Она глядела на него, продолжала глядеть, и слеза медленно скатывалась у нее по щеке.
– Ежели ты на худое решился… – прошептала.
Жестко усмехнул Никита, повторил: «Спрячь!» – и она, испуганно глянув ему в лицо, начала заворачивать было дареные сережки. Но вдруг остановилась, подумала и, сузив глаза, подняла руки, расстегнув, вытащила из ушей свои серебряные, отложила, а потом бережно вставила в розовые нежные мочки ушей Никитов подарок. Продела, повозившись с затвором, повернула ухо к Никите: «Застегни!» – и он, дрожащими руками прикасаясь к ее ушам, голове, шее – и от каждого касанья начинала кружить голова, – грубыми пальцами своими застегнул наконец крохотный замочек сережки. А она, вся заалев, вложила в ухо другую и опять, уже молча, повернула ухо к нему.

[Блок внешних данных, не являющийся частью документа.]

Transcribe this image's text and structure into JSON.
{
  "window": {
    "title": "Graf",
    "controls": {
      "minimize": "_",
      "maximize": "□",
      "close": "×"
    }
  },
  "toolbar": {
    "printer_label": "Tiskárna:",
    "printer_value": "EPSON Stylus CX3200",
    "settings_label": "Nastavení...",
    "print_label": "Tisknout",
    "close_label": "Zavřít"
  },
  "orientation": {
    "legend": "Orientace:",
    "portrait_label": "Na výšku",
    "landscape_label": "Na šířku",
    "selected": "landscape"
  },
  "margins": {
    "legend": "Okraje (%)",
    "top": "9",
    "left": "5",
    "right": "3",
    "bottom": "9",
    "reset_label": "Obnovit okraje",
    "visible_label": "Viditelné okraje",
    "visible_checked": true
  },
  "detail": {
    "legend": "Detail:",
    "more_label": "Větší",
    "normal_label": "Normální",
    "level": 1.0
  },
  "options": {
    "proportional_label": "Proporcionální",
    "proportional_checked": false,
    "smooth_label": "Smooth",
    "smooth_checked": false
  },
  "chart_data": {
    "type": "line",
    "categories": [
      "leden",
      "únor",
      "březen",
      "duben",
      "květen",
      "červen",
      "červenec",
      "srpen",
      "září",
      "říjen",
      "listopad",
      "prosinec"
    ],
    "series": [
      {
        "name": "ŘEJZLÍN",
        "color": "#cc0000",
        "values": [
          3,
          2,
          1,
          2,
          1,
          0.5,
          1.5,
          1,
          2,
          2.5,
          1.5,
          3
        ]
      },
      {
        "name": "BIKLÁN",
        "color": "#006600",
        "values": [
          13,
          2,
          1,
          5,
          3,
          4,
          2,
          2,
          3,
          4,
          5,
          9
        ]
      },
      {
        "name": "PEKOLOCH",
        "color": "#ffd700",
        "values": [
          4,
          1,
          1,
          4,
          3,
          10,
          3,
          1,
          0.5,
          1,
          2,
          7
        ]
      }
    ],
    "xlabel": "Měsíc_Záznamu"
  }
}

За этим делом и застал их обоих Василь Василич Вельяминов. Когда хлопнула дверь, Никита, понявший разом, кто вошел, все еще возился с сережкою. Он чуть вздрогнул (и она ощутимо вздрогнула), но не обернулся даже, пока не застегнул серьги. И тогда лишь откинулся на лавку, оглядев в полутьме покоя мрачный лик старшего Вельяминова.
Боярин стоял, фыркая, словно конь, перед этими двумя, что застыли на лавке, и не знал, что совершить, сказать, крикнуть, ударить ли… Сел наконец. Вымолвил:
– Здравствуй!
– Здравствуй и ты, Василь Василич! – отозвался Никита.

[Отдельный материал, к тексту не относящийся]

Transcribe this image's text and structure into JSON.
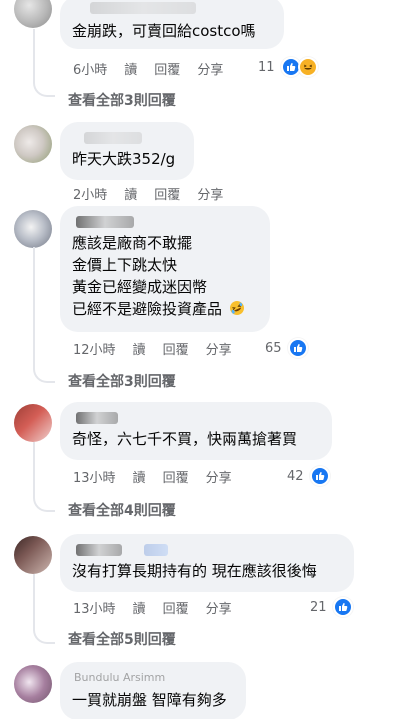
{
  "comments": [
    {
      "author": "",
      "body": [
        "金崩跌，可賣回給costco嗎"
      ],
      "meta": {
        "time": "6小時",
        "read": "讀",
        "reply": "回覆",
        "share": "分享"
      },
      "reaction_count": "11",
      "reaction_icons": [
        "like-icon",
        "haha-icon"
      ],
      "view_replies": "查看全部3則回覆"
    },
    {
      "author": "",
      "body": [
        "昨天大跌352/g"
      ],
      "meta": {
        "time": "2小時",
        "read": "讀",
        "reply": "回覆",
        "share": "分享"
      }
    },
    {
      "author": "",
      "body": [
        "應該是廠商不敢擺",
        "金價上下跳太快",
        "黃金已經變成迷因幣",
        "已經不是避險投資產品"
      ],
      "inline_emoji": "rofl-emoji",
      "meta": {
        "time": "12小時",
        "read": "讀",
        "reply": "回覆",
        "share": "分享"
      },
      "reaction_count": "65",
      "reaction_icons": [
        "like-icon"
      ],
      "view_replies": "查看全部3則回覆"
    },
    {
      "author": "",
      "body": [
        "奇怪，六七千不買，快兩萬搶著買"
      ],
      "meta": {
        "time": "13小時",
        "read": "讀",
        "reply": "回覆",
        "share": "分享"
      },
      "reaction_count": "42",
      "reaction_icons": [
        "like-icon"
      ],
      "view_replies": "查看全部4則回覆"
    },
    {
      "author": "",
      "body": [
        "沒有打算長期持有的 現在應該很後悔"
      ],
      "meta": {
        "time": "13小時",
        "read": "讀",
        "reply": "回覆",
        "share": "分享"
      },
      "reaction_count": "21",
      "reaction_icons": [
        "like-icon"
      ],
      "view_replies": "查看全部5則回覆"
    },
    {
      "author": "Bundulu Arsimm",
      "body": [
        "一買就崩盤 智障有夠多"
      ]
    }
  ],
  "colors": {
    "bubble": "#f0f2f5",
    "text": "#050505",
    "meta": "#65676b",
    "like": "#1877f2",
    "haha": "#f7b125",
    "thread": "#e4e6eb"
  }
}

– Гляжу, обнова у тебя? – вопросил насмешливо Василь Василич, глядя на Наталью Никитишну.
– Никита подарил! – отмолвила она, вся заалев, но смело глядя в очи боярину.
– А у тебя отколь? – перевел Вельяминов тяжелый взгляд на Никиту.

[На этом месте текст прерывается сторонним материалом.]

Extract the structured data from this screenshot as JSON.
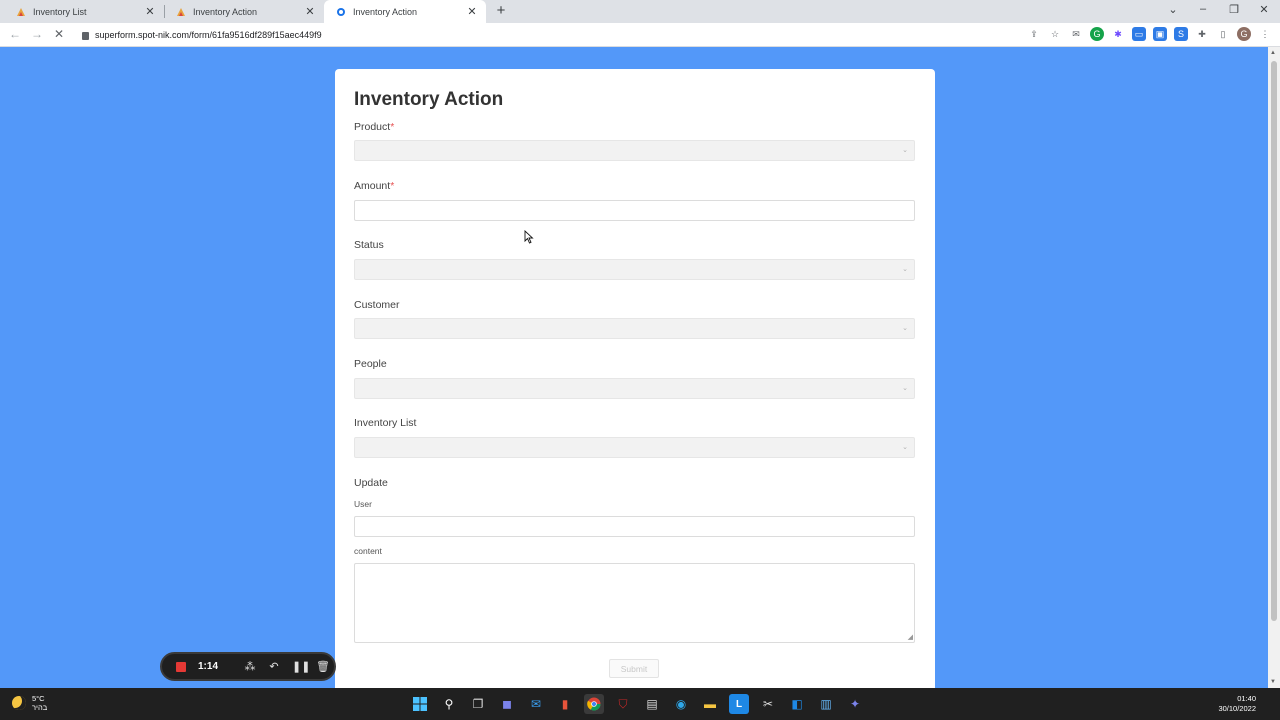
{
  "browser": {
    "tabs": [
      {
        "label": "Inventory List",
        "favicon_color": "#e8a33d"
      },
      {
        "label": "Inventory Action",
        "favicon_color": "#e8a33d"
      },
      {
        "label": "Inventory Action",
        "favicon_color": "#1a73e8"
      }
    ],
    "url": "superform.spot-nik.com/form/61fa9516df289f15aec449f9"
  },
  "form": {
    "title": "Inventory Action",
    "required_marker": "*",
    "fields": {
      "product": {
        "label": "Product"
      },
      "amount": {
        "label": "Amount"
      },
      "status": {
        "label": "Status"
      },
      "customer": {
        "label": "Customer"
      },
      "people": {
        "label": "People"
      },
      "inventory_list": {
        "label": "Inventory List"
      },
      "update": {
        "label": "Update",
        "user_label": "User",
        "content_label": "content"
      }
    },
    "submit_label": "Submit"
  },
  "recorder": {
    "time": "1:14"
  },
  "taskbar": {
    "temperature": "5°C",
    "weather_text": "בהיר",
    "time": "01:40",
    "date": "30/10/2022"
  }
}
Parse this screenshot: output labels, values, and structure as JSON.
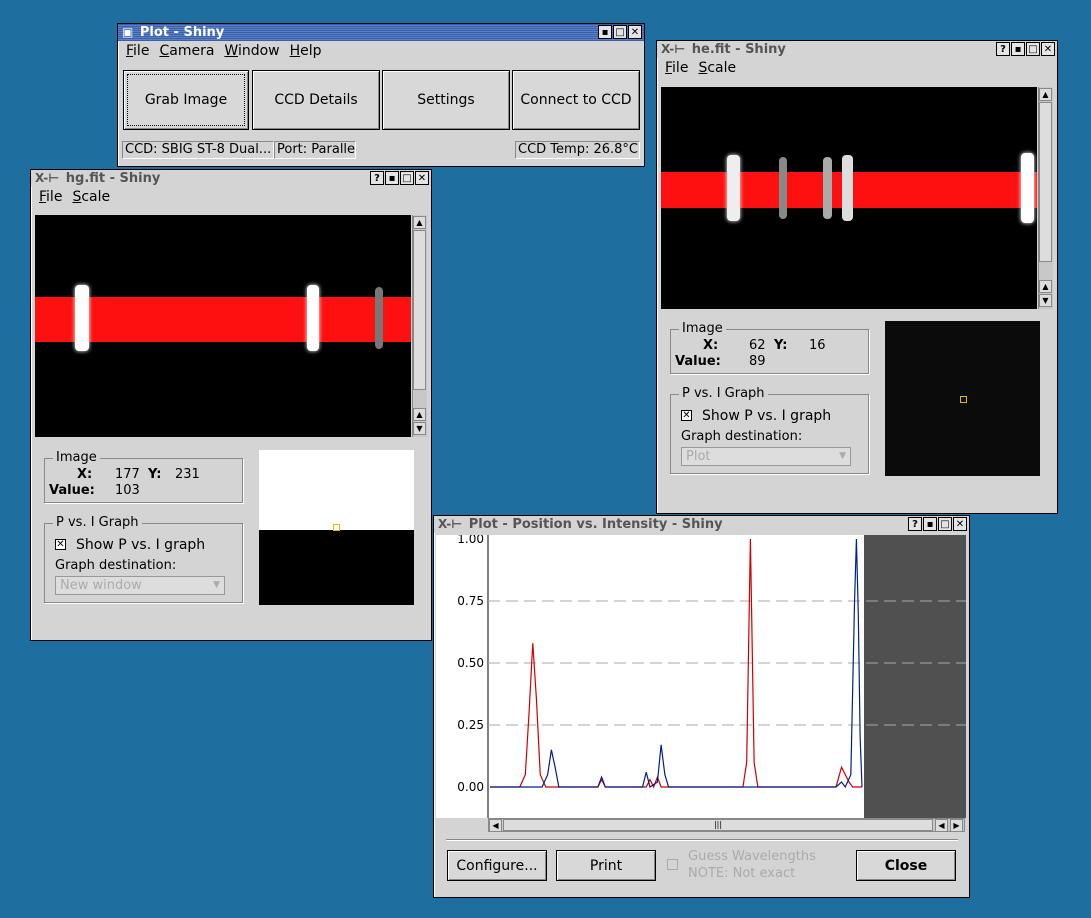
{
  "colors": {
    "desktop": "#1e6f9f",
    "red_series": "#d00000",
    "blue_series": "#00208a",
    "band": "#ff1010"
  },
  "plot_main": {
    "title": "Plot - Shiny",
    "menu": [
      "File",
      "Camera",
      "Window",
      "Help"
    ],
    "buttons": [
      "Grab Image",
      "CCD Details",
      "Settings",
      "Connect to CCD"
    ],
    "status_ccd": "CCD: SBIG ST-8 Dual...",
    "status_port": "Port: Parallel",
    "status_temp": "CCD Temp: 26.8°C"
  },
  "hg": {
    "title": "hg.fit - Shiny",
    "menu": [
      "File",
      "Scale"
    ],
    "image_group": "Image",
    "x_label": "X:",
    "x_value": "177",
    "y_label": "Y:",
    "y_value": "231",
    "value_label": "Value:",
    "value": "103",
    "pvi_group": "P vs. I Graph",
    "show_pvi": "Show P vs. I graph",
    "graph_dest_label": "Graph destination:",
    "graph_dest_value": "New window"
  },
  "he": {
    "title": "he.fit - Shiny",
    "menu": [
      "File",
      "Scale"
    ],
    "image_group": "Image",
    "x_label": "X:",
    "x_value": "62",
    "y_label": "Y:",
    "y_value": "16",
    "value_label": "Value:",
    "value": "89",
    "pvi_group": "P vs. I Graph",
    "show_pvi": "Show P vs. I graph",
    "graph_dest_label": "Graph destination:",
    "graph_dest_value": "Plot"
  },
  "pvi": {
    "title": "Plot - Position vs. Intensity - Shiny",
    "configure": "Configure...",
    "print": "Print",
    "guess": "Guess Wavelengths",
    "note": "NOTE: Not exact",
    "close": "Close"
  },
  "chart_data": {
    "type": "line",
    "title": "",
    "xlabel": "",
    "ylabel": "",
    "ylim": [
      0,
      1.0
    ],
    "yticks": [
      "1.00",
      "0.75",
      "0.50",
      "0.25",
      "0.00"
    ],
    "grid": true,
    "series": [
      {
        "color": "#d00000",
        "points": [
          [
            0,
            0.0
          ],
          [
            0.08,
            0.0
          ],
          [
            0.095,
            0.05
          ],
          [
            0.105,
            0.3
          ],
          [
            0.115,
            0.58
          ],
          [
            0.125,
            0.35
          ],
          [
            0.135,
            0.05
          ],
          [
            0.15,
            0.0
          ],
          [
            0.29,
            0.0
          ],
          [
            0.3,
            0.03
          ],
          [
            0.31,
            0.0
          ],
          [
            0.42,
            0.0
          ],
          [
            0.43,
            0.03
          ],
          [
            0.44,
            0.0
          ],
          [
            0.45,
            0.04
          ],
          [
            0.46,
            0.0
          ],
          [
            0.68,
            0.0
          ],
          [
            0.69,
            0.1
          ],
          [
            0.7,
            1.0
          ],
          [
            0.71,
            0.1
          ],
          [
            0.72,
            0.0
          ],
          [
            0.93,
            0.0
          ],
          [
            0.945,
            0.08
          ],
          [
            0.955,
            0.05
          ],
          [
            0.965,
            0.02
          ],
          [
            0.975,
            0.0
          ],
          [
            1.0,
            0.0
          ]
        ]
      },
      {
        "color": "#00208a",
        "points": [
          [
            0,
            0.0
          ],
          [
            0.14,
            0.0
          ],
          [
            0.155,
            0.05
          ],
          [
            0.165,
            0.15
          ],
          [
            0.175,
            0.08
          ],
          [
            0.185,
            0.0
          ],
          [
            0.29,
            0.0
          ],
          [
            0.3,
            0.04
          ],
          [
            0.31,
            0.0
          ],
          [
            0.41,
            0.0
          ],
          [
            0.42,
            0.06
          ],
          [
            0.43,
            0.0
          ],
          [
            0.45,
            0.02
          ],
          [
            0.46,
            0.17
          ],
          [
            0.47,
            0.05
          ],
          [
            0.48,
            0.0
          ],
          [
            0.93,
            0.0
          ],
          [
            0.945,
            0.02
          ],
          [
            0.955,
            0.0
          ],
          [
            0.97,
            0.05
          ],
          [
            0.98,
            0.75
          ],
          [
            0.985,
            1.0
          ],
          [
            0.99,
            0.7
          ],
          [
            0.995,
            0.2
          ],
          [
            1.0,
            0.0
          ]
        ]
      }
    ]
  }
}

– Родовое! – строго отмолвил тот. – Деда моево!
– А прикажу снять? – вопросил Василь Василич. Наталья Никитишна побледнела, потом вспыхнула.
– Ты поди, донюшка! – сказал Никита, назвав ее неведомо как сорвавшимся с уст ласковым именем. Встал, перекрестил Наталью Никитишну и при боярине, будто и не было того в горнице, привлек к себе и крепко поцеловал. – Иди!
Сам поворотил к Вельяминову и уже не глядел, пока за спиною не захлопнулась (не вдруг) тяжелая дверь. Тогда лишь сказал:
– Мой дедушко, Федор Михалкич, дарственную грамоту на Переяслав привез князю Даниле Лексанычу. Вот! Был доверенным человеком у князя Ивана Митрича, самым ближним! И у князя Данилы был в чести. Без еговой помочи полвека назад и Акинфа Великого под Переяславом не разбили бы! И серьги те получил дедушко мой во Твери, от сестры Михайлы Святого! Не советую тебе, боярин, снимать тех серег! Погину я коли, тогда сватай! Неча ей во вдовах сидеть! А серьги – не тронь, понял, Василь Василич? Може, и с тобою я толкую напоследях, а только – помни о том!
Никита пошел было к двери.
– Куда ты? – окликнул его Вельяминов. – Поймают! Сядь, тово!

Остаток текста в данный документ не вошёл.